Upon comparing the results of the previous MALDI study⁴ with the current findings of the ToF-SIMS and XPS study, we see substantial differences in lateral distribution as well as surface composition. ToF-SIMS shows no structures or condensed clusters of PVP or PS neither on the flat membrane’s nor on the hollow fiber’s surfaces. Both polymers are rather homogeneously distributed at each investigated surface at the scale of applied lateral resolution of ToF-SIMS, which is estimated to be in the range of 1–3 μm (Ref. ⁸) (depending on the used primary ion).
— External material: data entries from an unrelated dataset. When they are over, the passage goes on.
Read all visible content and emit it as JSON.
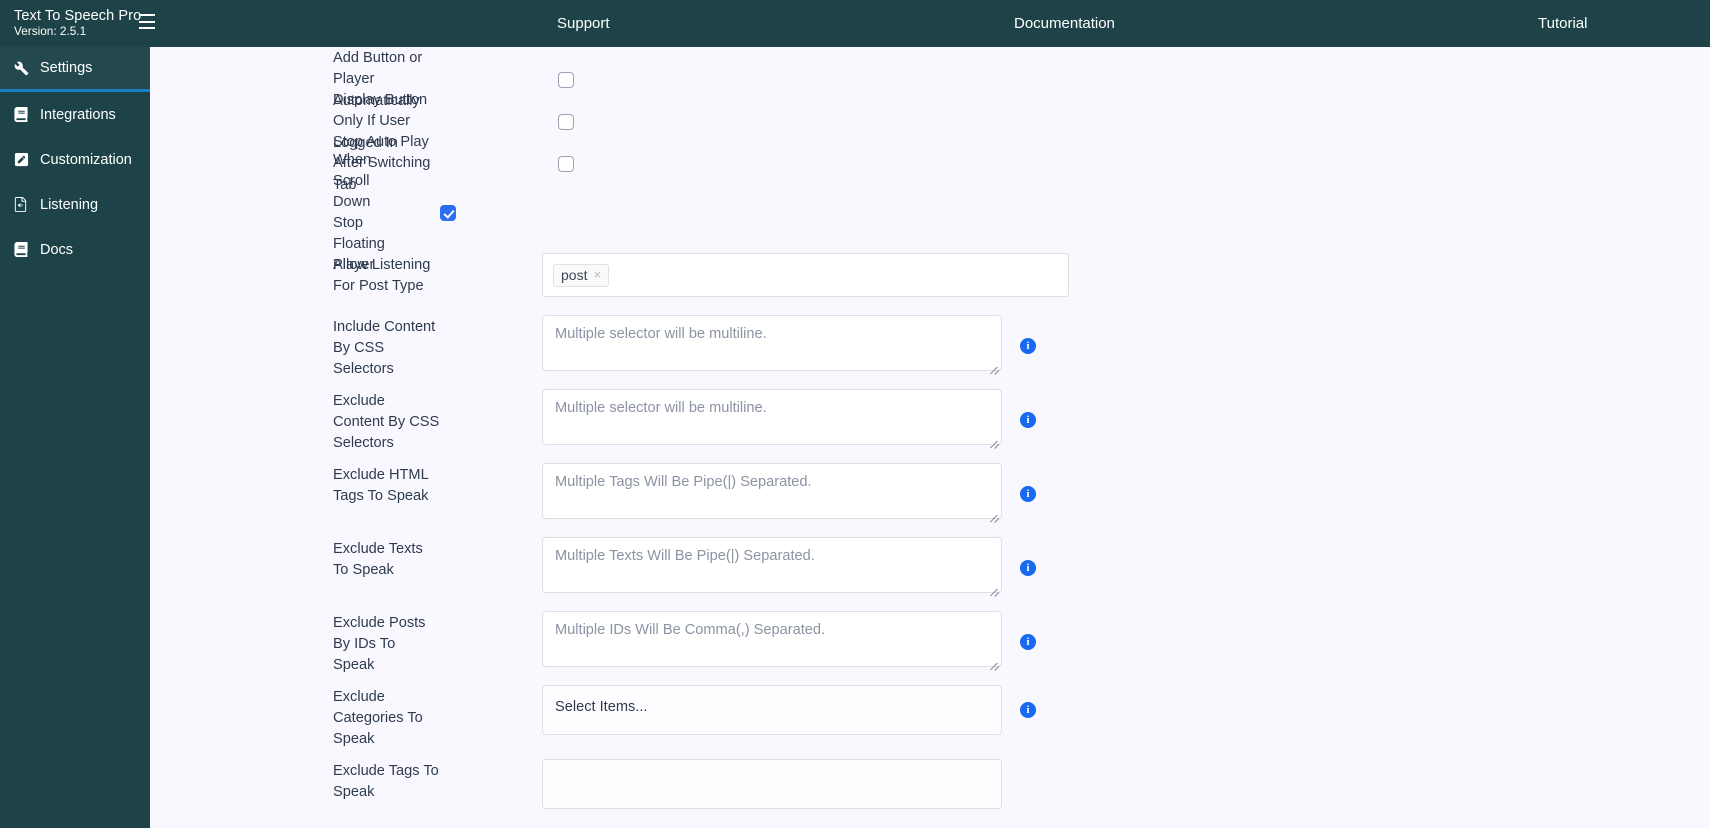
{
  "colors": {
    "sidebar_bg": "#1d4247",
    "sidebar_active_bg": "#23494e",
    "active_border": "#1a7fc1",
    "content_bg": "#f9f8ff",
    "checkbox_checked": "#2c6ef2",
    "info_icon": "#1769f0",
    "field_border": "#dcdfe6",
    "label_text": "#2e3b4e",
    "placeholder_text": "#8b93a3"
  },
  "brand": {
    "title": "Text To Speech Pro",
    "version": "Version: 2.5.1",
    "menu_icon": "hamburger-icon"
  },
  "topnav": {
    "links": [
      {
        "label": "Support"
      },
      {
        "label": "Documentation"
      },
      {
        "label": "Tutorial"
      }
    ]
  },
  "sidebar": {
    "items": [
      {
        "label": "Settings",
        "icon": "wrench-icon",
        "active": true
      },
      {
        "label": "Integrations",
        "icon": "book-icon",
        "active": false
      },
      {
        "label": "Customization",
        "icon": "pen-square-icon",
        "active": false
      },
      {
        "label": "Listening",
        "icon": "file-audio-icon",
        "active": false
      },
      {
        "label": "Docs",
        "icon": "book-icon",
        "active": false
      }
    ]
  },
  "settings": {
    "checkboxes": [
      {
        "label": "Add Button or Player Automatically",
        "checked": false
      },
      {
        "label": "Display Button Only If User Logged In",
        "checked": false
      },
      {
        "label": "Stop Auto Play After Switching Tab",
        "checked": false
      },
      {
        "label": "When Scroll Down Stop Floating Player",
        "checked": true
      }
    ],
    "post_type": {
      "label": "Allow Listening For Post Type",
      "tags": [
        {
          "text": "post",
          "remove": "×"
        }
      ]
    },
    "fields": [
      {
        "label": "Include Content By CSS Selectors",
        "placeholder": "Multiple selector will be multiline.",
        "value": "",
        "info": "i"
      },
      {
        "label": "Exclude Content By CSS Selectors",
        "placeholder": "Multiple selector will be multiline.",
        "value": "",
        "info": "i"
      },
      {
        "label": "Exclude HTML Tags To Speak",
        "placeholder": "Multiple Tags Will Be Pipe(|) Separated.",
        "value": "",
        "info": "i"
      },
      {
        "label": "Exclude Texts To Speak",
        "placeholder": "Multiple Texts Will Be Pipe(|) Separated.",
        "value": "",
        "info": "i"
      },
      {
        "label": "Exclude Posts By IDs To Speak",
        "placeholder": "Multiple IDs Will Be Comma(,) Separated.",
        "value": "",
        "info": "i"
      }
    ],
    "categories": {
      "label": "Exclude Categories To Speak",
      "placeholder": "Select Items...",
      "info": "i"
    },
    "tags_field": {
      "label": "Exclude Tags To Speak"
    }
  }
}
The surface composition of the luminal and abluminal sides differs from those reported in the MALDI study. Whereas MALDI results suggest an enrichment of PVP on the luminal side compared to the abluminal one, quantitative XPS in contrast shows a nearly 1:1 ratio of PVP to PS on the luminal side and an enrichment of PVP on the abluminal side of the flat membrane. Also, for the hollow fiber, an enrichment of PVP in the luminal membrane surface was found by MALDI, which is not in agreement with the XPS results, which show a rather similar composition of PVP:PS of 3:1 at both sides.
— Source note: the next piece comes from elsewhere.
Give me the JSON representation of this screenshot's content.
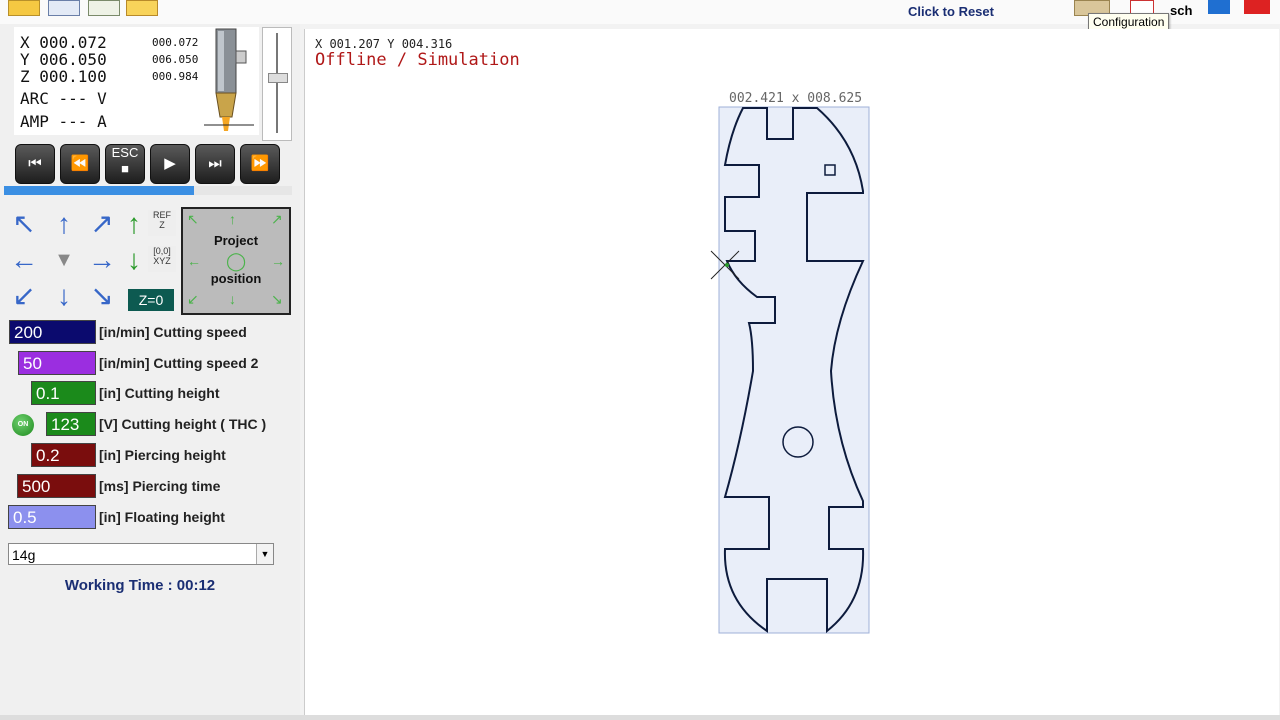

The reason for the different findings of the MALDI and the ToF-SIMS/XPS studies of the polymeric membrane materials is believed to be a consequence of the different information depths of the used analysis techniques. MALDI analysis samples a volume extending roughly 1 μm deep for each laser pulse. For the surface analytical methods ToF-SIMS and XPS the information depth is only a few nanometers (ToF-SIMS: ~3 nm, XPS: ~9 nm) for polymers. Also, the image resolution in ToF-SIMS, estimated to be in the order of 1–3 μm is rather different from the MALDI experiments where a laser spot with a diameter of ~100 μm is rastered with grid distances of 100 or 50 μm (with overlapping adjacent sample positions in the latter case) across the sample’s surface.

V. CONCLUSION

Previous analysis of bicomponent dialyzer membranes using MALDI-MS imaging has shown differences in polymer distribution and composition at the abluminal and luminal membrane surfaces. In contrast, analysis of similar samples using ToF-SIMS imaging has shown a homogeneous polymer distribution for all investigated surfaces except the abluminal side of the hollow fiber. Further quantification by XPS revealed a different polymeric composition as determined previously by MALDI-MS. We conclude that MALDI and XPS/ToF-SIMS are complementary methods in terms of information depth. MALDI samples the surface and extended subsurface regions up to several micrometers indepth whereas XPS/ToF-SIMS is addressing the very surface, which is most important for biocompatibility. So, the inhomogeneities reported in the MALDI study might be related to subsurface phenomena in the PVP modified PS material. This assumption could be tested with imaging analysis techniques with an information depth in-between ToF-SIMS/XPS and MALDI-MS like Raman microprobe and attenuated total reflection infrared spectroscopy with an information depth up to 2 μm for both techniques. ToF-SIMS molecular depth profiling using argon gas cluster ion beams and a subsequent 3D reconstruction could give further insights to the subsurface composition as well as SEM/TEM with staining to show possible interior phase segregation.